Page 23 of The Pregnancy Pact

“You should eat,” he suggested. “Fasting will do nothing to alter our situation.”

Mute, I shook my head. If I hadn’t been hungry before, I certainly wasn’t now.

“Very well,” he said. “It is your choice if you wish to make yourself ill over this. It is nothing to be upset over. The Council’s spokesperson will reach out to me shortly with the news that they will be contacting Captain Osiris, telling him to void the marriage in his record books. All will be handled promptly.”

“Wait, our wedding was entered into the captain’s record books?” I spun, aghast. “You didn’t mention that earlier!”

Ellax gazed out at the stars, holding his mug of coffee, a drink aliens had found they enjoyed, and shrugged carelessly. “All of the captain’s major interactions are entered by his scribe into the ship’s record books, which are automatically sent to a central command on Asterion. It is a method of keeping our captains and ships accountable.”

“So, there’s no way of saying it didn’t happen? The captain can’t look the other way or keep it between the three of us? This is real, then?”

The alien’s golden eyes shifted to me, a frown creasing his dark silver skin. “Of course not. Why would you deem that a possibility?”

I sighed heavily. I’d hoped, best case scenario, the Asterion Council would respond with a message like, since only the captain and the two of us knew about it, it was no big deal and they’d ignore it like it never happened. Or annul it like it never happened. I’d had no idea our wedding had apparently been witnessed by the captain’s scribe, or had already been entered into official record books, and had now been seen by who-knew-how-many folks on Asterion! A calamitous feeling settled over me. Turning, I sagged my body weight against the window.

“We’re not getting out of this, are we?” I moaned. “We’re doomed.”

Ellax snorted. “Ridiculous. Why are humans so given to despair?”

I wanted to smack him, but didn’t dare hit him with anything more than a dark glare. Which he totally ignored.

“I will say it one more time. When the message from the Council’s spokesperson arrives, it will contain the best directives for tidying this mess.”

“You better hope it does,” I affirmed. “If it doesn’t—”

I trailed off. Not like I had anything to threaten him with. Luckily, a knock at the door filled in the silence of my dangling sentence. Ellax went to answer, casting me a triumphant glance along the way.

“Doubtless, this is the message we hoped to receive,” he said.

He was so confident, so assured. I wanted to take comfort in that. I also wanted to stick my tongue out at him behind his back. I did neither. Instead, my hand found its way to my mouth, and my thumbnail received a few nibbles until he closed the door and turned around, at which point I hastily dropped my hand so I wouldn’t risk being reprimanded again.

“Here we are,” he said. “A missive from the captain himself.” He unfolded it. Before reading, he paused to glance out the window. “I assume we must be past the asteroid belt if he has taken the trouble to write this himself.”

Inwardly, I was screaming with impatience. Did this Overlord really not care? Did he really not care that we were legally married, that it had been reported in the captain’s log and sent on to Asterion, and something had to be done? Did he really not care that the captain had taken the time and trouble to send us a handwritten note? Didn’t that mean bad news? Why else would the captain have gone to all that effort?

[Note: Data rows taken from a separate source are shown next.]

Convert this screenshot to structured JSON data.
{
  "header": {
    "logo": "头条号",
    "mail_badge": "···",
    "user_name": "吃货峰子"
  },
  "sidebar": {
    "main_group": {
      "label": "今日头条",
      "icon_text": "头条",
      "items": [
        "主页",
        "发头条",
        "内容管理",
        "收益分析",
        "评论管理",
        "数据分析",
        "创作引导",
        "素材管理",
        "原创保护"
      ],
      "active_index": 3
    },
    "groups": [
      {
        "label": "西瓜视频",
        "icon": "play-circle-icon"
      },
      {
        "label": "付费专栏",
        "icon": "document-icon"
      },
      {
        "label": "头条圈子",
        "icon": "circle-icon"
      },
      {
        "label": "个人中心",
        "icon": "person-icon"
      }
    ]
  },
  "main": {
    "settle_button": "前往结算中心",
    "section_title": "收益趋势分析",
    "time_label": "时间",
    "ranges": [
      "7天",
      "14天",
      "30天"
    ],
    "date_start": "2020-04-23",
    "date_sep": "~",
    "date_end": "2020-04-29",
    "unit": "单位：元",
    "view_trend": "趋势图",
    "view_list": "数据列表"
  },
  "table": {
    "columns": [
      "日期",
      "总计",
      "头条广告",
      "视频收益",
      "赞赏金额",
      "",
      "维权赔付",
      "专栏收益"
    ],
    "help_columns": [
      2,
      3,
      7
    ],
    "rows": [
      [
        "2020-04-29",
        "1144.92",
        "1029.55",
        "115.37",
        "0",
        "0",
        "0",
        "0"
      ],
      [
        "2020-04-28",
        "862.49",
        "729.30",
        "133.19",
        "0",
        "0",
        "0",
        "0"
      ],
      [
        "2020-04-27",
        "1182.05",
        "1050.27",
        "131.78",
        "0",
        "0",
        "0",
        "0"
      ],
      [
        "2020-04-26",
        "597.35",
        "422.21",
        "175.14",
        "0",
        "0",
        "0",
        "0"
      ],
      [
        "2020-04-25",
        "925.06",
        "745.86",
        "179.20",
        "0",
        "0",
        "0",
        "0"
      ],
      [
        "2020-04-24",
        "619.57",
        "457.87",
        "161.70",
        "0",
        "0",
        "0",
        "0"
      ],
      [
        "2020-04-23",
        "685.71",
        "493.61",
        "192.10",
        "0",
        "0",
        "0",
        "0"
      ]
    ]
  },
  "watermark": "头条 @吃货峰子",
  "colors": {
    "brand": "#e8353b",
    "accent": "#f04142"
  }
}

Unless it’s good news, I consoled myself in the brief few seconds that Ellax’s eyes dropped to the page and he began to read. It could be good news. Please let it be good news.

“By the divine stars!”

The soft exclamation, which I took to be an Asterion curse, ripped me in half. I practically felt the blood drain from my face as the Asterion lord’s golden eyes lifted from the page.

“Forgive me, Lorelai,” he said, his voice taught.

I knew. Deep within, all of my worst fears had instantly come true. I knew.

We were indeed doomed.

Chapter 12

Lorelai

Good news had been such an absent part of my life for so long that I wasn’t even truly surprised. Honestly? I would’ve been surprised to see a smile break across the Overlord’s face because of happy news.

“Wh—what does it say?” I stammered.

His face screwed up into a frown, tightened, then smoothed back out.

“The captain sends words that he put in a request to erase our marriage ceremony from the ship’s log, as you and I were requesting an immediate annulment or a reversal of our vows.”